The Olympic break could be particularly beneficial to Torres in that he won’t be the only player trying to get back to midseason form. Most of the league’s players will have had nearly three weeks off between NHL games.
Torres said: “I think it kind of worked out well. I had a little bit of a blessing in disguise with the Olympic break here, and everybody coming back and getting a little rust out over the break.”
Most likely, Torres will start out in a third line role with Joe Pavelski at center and Tyler Kennedy on the other wing. It’s a line that will be counted on to score goals and take advantage of matchups against teams that can’t boast the kind of depth that the Sharks have when they are fully healthy.

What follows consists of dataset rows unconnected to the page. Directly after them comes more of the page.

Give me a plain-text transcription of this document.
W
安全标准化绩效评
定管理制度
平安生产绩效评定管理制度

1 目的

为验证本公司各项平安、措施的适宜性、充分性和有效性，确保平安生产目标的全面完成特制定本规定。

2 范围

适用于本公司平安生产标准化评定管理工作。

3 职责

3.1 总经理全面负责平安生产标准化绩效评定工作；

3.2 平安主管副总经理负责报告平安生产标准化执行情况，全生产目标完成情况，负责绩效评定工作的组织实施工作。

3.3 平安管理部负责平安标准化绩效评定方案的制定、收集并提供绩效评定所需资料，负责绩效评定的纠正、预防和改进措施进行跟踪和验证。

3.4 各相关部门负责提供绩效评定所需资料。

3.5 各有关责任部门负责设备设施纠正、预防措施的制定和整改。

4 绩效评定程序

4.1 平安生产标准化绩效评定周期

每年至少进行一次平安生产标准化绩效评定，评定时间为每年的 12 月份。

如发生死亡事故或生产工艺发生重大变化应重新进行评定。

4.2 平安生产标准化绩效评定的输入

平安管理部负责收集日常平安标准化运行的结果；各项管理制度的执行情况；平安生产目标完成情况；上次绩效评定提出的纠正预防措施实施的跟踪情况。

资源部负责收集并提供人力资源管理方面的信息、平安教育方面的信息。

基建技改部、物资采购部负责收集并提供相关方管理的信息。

That’s what happened last season for Torres, who had six points in 11 regular season games and was then part of the Sharks’ best line in a first round sweep of Vancouver, skating with Logan Couture and Patrick Marleau. He was sorely missed against the Kings in the second round, when a controversial hit earned him a suspension for the final six games of that series.
Now, he has 23 games left in the regular season to prepare for when the team will need him, and everyone else, and the top of their respective games. If he can be as effective as he was last season, it will be huge boost for a club with Stanley Cup aspirations.
“I know it’s going to take a few games, if not a couple weeks, but the ultimate goal is to be ready come playoffs,” Torres said.